Pei Junwu le regarda également, un sourire apparaissant sur ses lèvres, ce qui le surprit.
Yi Chunjun détourna le regard, fronça légèrement les sourcils, puis sourit en demandant à Xiao Juyuan, qui se tenait à côté de lui : « Tu dois être épuisé toi aussi, à t'occuper de lui à chaque instant ces trois derniers jours. »
Xiao Juyuan secoua la tête. « Pas fatiguée. »
« C'est bien que tu ne sois pas fatigué. La suite risque d'être encore plus éprouvante. » Il laissa échapper un petit rire, et comme prévu, Pei Junwu et Xiao Juyuan le fixèrent d'un air absent. « Vu l'état de Murong Xiao, la famille Murong ne laissera certainement pas passer ça. »
Ni Xiao Juyuan ni Pei Junwu ne parlèrent ; ils baissèrent tous deux les yeux.
« Quant à l’attitude de Murong Mingji envers le trésor de la famille Xiao… » Il regarda Juyuan et sourit
: «
Envoyer un fils aussi stupide se ridiculiser montre à quel point ils sont désespérés et sans discernement. Nous avons maintenant un prétexte parfait pour qu’il vienne nous affronter ouvertement.
»
Les cils de Xiao Juyuan frémirent légèrement. « Si j'avais su que cela arriverait, j'aurais dû le tuer à ce moment-là. »
Yi Chunjun laissa échapper deux petits rires. « Juyuan, tu ne comprends pas encore ton frère Wu. Il… ce n’est pas qu’il ne voulait pas le tuer. » Il insista, lançant à Pei Junwu un regard significatif. Pei Junwu le foudroya du regard, le visage légèrement rouge.
Le visage de Xiao Juyuan se figea. Oui, frère Wu voulait le tuer parce qu'il voulait violer Li Yuan'er !
« Dire qu'il avait un fils est un pur non-sens. Ces "héros", avides de trésor au point d'en avoir les yeux qui saignent, bien qu'intimidés par les talents de ton frère Wu lors du banquet d'anniversaire, ne se rendront pas si facilement. Ils errent encore dans les environs. Si nous tuons Murong Xiao sur-le-champ, Murong Mingji criera et garantira leur retour sans exception. Nous ne pouvons donc que gagner du temps. »

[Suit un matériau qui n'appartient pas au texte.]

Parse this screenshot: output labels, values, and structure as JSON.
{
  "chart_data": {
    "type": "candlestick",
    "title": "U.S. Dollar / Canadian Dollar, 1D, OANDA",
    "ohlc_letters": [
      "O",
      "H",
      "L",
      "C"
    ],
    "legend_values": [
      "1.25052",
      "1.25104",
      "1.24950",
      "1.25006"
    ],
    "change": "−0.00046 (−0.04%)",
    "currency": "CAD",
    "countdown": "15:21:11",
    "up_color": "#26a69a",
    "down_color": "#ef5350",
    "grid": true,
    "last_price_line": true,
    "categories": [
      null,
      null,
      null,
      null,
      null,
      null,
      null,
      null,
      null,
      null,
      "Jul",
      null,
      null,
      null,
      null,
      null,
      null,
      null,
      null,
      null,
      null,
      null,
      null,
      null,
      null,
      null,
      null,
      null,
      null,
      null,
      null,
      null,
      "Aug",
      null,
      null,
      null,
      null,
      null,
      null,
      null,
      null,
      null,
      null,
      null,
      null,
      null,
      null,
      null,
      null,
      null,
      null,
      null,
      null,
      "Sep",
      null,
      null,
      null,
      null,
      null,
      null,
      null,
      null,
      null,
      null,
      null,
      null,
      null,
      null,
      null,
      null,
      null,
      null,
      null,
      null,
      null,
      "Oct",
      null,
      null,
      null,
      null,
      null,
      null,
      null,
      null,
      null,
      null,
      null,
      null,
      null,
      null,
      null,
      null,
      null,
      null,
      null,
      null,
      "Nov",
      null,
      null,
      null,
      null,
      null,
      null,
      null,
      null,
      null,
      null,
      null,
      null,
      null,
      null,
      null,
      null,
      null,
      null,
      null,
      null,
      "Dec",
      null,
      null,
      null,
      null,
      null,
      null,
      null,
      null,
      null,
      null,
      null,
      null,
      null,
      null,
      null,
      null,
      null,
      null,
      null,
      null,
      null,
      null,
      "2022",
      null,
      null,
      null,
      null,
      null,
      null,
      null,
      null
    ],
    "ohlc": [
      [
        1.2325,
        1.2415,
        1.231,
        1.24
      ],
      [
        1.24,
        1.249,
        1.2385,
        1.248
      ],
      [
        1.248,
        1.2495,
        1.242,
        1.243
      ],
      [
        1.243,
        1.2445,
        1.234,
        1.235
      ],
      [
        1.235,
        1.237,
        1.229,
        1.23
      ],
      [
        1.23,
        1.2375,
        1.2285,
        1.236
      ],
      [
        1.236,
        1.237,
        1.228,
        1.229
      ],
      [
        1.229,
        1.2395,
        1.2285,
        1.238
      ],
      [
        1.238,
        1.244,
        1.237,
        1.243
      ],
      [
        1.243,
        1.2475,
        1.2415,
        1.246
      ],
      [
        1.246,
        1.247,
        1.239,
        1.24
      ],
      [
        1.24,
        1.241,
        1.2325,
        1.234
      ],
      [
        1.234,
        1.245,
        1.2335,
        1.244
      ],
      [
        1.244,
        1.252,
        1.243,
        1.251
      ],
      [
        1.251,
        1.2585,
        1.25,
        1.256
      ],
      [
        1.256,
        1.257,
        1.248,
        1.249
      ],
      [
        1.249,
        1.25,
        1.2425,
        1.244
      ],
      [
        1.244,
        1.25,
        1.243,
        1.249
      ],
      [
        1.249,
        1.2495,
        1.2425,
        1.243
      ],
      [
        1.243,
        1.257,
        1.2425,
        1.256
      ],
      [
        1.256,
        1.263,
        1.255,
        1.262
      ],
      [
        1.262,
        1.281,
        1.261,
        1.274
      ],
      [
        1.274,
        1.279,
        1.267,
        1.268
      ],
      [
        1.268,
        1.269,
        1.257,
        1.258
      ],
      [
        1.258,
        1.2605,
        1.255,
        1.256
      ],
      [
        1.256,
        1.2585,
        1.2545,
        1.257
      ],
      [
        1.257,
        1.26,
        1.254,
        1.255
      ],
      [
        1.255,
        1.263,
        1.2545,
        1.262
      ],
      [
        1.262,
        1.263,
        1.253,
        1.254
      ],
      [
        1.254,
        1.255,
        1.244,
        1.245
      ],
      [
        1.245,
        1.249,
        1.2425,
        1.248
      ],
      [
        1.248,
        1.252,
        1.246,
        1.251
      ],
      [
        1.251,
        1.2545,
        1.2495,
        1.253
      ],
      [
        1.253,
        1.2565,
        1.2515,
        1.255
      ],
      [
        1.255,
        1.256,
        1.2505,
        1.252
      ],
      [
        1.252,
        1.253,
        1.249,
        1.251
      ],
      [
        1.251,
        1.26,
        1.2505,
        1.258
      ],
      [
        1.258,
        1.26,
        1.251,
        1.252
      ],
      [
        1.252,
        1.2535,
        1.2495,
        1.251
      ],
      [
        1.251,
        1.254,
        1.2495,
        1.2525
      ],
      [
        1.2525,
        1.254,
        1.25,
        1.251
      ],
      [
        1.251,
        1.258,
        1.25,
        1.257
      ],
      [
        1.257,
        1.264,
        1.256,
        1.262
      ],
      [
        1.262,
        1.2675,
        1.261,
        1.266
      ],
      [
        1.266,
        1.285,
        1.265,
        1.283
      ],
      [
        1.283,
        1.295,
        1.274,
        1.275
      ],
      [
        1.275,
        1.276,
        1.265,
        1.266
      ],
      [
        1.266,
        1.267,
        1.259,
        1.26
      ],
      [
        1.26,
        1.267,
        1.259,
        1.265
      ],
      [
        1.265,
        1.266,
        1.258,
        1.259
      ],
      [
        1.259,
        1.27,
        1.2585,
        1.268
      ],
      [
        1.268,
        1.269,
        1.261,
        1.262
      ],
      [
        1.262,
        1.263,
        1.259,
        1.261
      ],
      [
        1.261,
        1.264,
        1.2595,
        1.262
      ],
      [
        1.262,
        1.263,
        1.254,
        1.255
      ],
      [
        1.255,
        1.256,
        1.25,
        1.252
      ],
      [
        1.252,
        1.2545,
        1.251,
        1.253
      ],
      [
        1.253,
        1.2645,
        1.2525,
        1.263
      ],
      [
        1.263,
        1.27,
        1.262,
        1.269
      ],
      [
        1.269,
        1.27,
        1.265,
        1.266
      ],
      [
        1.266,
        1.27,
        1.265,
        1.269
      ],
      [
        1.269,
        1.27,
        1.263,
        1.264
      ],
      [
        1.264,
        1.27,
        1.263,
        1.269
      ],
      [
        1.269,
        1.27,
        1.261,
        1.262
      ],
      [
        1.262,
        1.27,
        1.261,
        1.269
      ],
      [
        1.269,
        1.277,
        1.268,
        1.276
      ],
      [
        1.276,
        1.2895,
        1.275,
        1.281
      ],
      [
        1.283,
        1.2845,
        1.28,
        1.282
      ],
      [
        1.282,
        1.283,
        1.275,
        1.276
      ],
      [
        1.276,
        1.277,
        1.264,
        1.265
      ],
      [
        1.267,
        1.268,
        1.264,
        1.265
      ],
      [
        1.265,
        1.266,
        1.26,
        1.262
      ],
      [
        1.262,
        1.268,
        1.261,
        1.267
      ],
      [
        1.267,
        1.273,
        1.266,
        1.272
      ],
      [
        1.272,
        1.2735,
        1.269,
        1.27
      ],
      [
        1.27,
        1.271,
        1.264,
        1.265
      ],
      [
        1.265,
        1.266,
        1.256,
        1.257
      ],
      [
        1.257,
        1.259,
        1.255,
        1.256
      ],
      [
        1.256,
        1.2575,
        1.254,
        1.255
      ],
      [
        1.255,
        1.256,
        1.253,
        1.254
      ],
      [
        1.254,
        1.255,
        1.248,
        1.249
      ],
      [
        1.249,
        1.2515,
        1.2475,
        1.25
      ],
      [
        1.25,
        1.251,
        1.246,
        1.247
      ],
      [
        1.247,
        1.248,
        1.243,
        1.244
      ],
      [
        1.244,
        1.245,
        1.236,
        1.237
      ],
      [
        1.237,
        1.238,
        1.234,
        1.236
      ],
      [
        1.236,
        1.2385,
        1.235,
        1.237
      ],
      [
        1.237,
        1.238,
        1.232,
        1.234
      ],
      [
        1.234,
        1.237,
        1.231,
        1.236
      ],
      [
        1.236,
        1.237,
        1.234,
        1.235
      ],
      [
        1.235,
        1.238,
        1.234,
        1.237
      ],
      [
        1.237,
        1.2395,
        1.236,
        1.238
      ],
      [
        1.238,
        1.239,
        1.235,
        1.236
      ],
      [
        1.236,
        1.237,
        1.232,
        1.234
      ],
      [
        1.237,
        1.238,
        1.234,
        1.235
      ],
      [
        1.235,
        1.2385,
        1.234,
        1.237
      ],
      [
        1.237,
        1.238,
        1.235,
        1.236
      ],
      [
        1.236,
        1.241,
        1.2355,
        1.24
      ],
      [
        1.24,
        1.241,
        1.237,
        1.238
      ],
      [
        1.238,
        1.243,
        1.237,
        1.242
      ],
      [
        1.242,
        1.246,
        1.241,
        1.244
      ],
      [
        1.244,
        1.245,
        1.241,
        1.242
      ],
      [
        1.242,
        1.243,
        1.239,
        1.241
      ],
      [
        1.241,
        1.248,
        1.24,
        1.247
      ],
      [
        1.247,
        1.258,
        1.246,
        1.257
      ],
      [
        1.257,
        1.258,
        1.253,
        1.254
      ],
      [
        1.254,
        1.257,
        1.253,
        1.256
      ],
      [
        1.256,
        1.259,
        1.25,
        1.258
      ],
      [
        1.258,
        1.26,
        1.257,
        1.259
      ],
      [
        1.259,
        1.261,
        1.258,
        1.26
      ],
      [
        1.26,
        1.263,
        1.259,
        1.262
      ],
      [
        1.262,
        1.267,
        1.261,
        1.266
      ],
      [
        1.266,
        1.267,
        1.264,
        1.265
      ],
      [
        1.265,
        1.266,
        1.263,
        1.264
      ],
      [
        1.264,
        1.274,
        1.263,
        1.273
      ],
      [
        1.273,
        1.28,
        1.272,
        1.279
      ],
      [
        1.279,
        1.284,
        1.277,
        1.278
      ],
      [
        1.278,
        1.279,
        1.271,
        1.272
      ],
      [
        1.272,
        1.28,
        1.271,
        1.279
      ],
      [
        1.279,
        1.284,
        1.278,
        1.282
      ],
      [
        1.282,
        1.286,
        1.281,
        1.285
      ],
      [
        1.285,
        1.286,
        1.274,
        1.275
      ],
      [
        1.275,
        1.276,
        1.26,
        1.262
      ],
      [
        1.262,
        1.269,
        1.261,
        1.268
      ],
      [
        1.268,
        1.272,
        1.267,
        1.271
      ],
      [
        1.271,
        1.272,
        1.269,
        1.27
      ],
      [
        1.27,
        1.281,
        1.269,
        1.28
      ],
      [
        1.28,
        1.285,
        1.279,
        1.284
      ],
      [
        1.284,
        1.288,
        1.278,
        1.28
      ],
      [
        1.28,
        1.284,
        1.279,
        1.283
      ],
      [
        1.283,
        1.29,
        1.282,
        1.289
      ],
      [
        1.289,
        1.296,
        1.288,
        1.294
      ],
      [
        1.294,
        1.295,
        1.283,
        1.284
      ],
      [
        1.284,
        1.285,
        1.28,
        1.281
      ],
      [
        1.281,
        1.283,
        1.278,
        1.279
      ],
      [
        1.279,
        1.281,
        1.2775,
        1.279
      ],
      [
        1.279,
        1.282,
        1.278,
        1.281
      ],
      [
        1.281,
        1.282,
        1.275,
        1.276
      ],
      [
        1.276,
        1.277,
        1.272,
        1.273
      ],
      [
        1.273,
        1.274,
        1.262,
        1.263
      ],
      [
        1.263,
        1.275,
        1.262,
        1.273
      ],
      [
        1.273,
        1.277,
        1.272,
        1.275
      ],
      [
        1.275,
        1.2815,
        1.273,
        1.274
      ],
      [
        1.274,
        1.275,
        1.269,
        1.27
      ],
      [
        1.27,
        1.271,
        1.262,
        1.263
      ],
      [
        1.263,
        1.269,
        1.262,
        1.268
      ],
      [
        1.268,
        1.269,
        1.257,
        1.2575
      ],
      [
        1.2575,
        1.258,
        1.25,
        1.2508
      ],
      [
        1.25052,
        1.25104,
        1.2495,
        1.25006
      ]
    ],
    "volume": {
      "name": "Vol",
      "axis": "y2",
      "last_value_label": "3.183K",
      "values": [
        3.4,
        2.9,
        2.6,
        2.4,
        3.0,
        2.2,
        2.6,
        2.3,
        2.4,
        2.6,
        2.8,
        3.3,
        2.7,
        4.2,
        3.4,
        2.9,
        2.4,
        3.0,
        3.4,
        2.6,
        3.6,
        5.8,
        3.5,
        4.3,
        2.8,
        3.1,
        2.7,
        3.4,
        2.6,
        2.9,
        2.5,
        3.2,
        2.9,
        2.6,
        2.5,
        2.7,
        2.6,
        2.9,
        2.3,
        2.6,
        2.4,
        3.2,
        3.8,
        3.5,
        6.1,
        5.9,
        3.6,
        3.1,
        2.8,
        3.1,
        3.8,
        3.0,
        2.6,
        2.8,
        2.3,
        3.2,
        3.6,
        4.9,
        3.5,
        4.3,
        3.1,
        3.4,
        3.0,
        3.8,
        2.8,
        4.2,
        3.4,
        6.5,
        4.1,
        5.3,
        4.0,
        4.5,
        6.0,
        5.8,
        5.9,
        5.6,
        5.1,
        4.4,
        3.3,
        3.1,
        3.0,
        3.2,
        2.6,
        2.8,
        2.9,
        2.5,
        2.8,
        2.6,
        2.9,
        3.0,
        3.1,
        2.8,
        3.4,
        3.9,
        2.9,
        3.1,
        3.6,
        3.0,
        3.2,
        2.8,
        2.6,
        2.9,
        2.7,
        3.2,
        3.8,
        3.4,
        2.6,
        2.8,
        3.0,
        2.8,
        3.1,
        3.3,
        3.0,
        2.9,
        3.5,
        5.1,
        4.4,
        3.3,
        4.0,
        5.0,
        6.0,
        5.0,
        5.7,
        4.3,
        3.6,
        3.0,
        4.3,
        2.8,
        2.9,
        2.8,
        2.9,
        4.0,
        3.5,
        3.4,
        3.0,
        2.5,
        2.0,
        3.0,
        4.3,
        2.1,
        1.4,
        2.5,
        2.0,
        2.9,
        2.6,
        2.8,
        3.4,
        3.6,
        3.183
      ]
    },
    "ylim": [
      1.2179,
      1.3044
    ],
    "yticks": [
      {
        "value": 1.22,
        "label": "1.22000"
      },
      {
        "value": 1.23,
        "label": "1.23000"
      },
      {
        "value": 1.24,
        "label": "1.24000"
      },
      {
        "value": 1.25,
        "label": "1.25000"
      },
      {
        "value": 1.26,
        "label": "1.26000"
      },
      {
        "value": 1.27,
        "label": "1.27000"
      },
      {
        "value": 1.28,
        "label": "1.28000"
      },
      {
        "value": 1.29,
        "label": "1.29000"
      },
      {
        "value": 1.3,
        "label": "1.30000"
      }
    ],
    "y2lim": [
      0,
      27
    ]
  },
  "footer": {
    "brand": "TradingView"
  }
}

« Alors… » Xiao Juyuan fronça les sourcils, perplexe. « Puisque tu savais tout cela, pourquoi as-tu quand même fait du mal à Murong Xiao ? »
« Ça a pris du temps parce que je n’étais pas là. Maintenant que je suis de retour, tu crois vraiment que j’attendrai qu’il ait un fils avant de le tuer ? » dit-il en riant.
« Mais… » Xiao Juyuan le fixa du regard. Cet homme devenait de plus en plus insondable. Était-il vraiment parti ? Pourquoi semblait-il avoir été témoin de tout ce qui s'était passé chez les Pei ? Non, il ne s'agissait pas seulement de ce qui s'était passé chez les Pei ; il en savait beaucoup trop !
Surtout cette fois-ci, à son retour, son regard… semblait toujours percer son secret. Ce sourire en coin, teinté de pitié, lui glaçait le sang.
« Mais je ne l'ai pas tué ? » Il sourit de nouveau. Oui, c'était ce genre de sourire apparemment facile et inoffensif qui était le plus glaçant. « Xiao Yuan a déjà parlé, et je ne veux pas l'effrayer. »
Li Yuan'er, c'est encore Li Yuan'er !
Xiao Juyuan baissa rapidement les yeux, ses longs cils dissimulant toutes les émotions qu'ils exprimaient.
« Juyuan, tu dois faire quelque chose de plus important que de t'occuper de Pei Junwu. » Il cessa de sourire, ses yeux brillant d'une lueur intense. « Tu dois recenser précisément le nombre d'hommes valides de la famille Pei, et dès maintenant… commencer à constituer des réserves de nourriture. »
Le visage de Xiao Juyuan pâlit. « Est-ce vraiment si grave ? »
« Ce n’est rien de grave. Si tout se passe bien, la victoire est assurée. Simplement, le village de la famille Pei est bâti sur une montagne, il vaut donc mieux être préparé. Après ce combat… » Il regarda Pei Junwu et sourit : « Ton frère Wu deviendra véritablement le maître des arts martiaux. »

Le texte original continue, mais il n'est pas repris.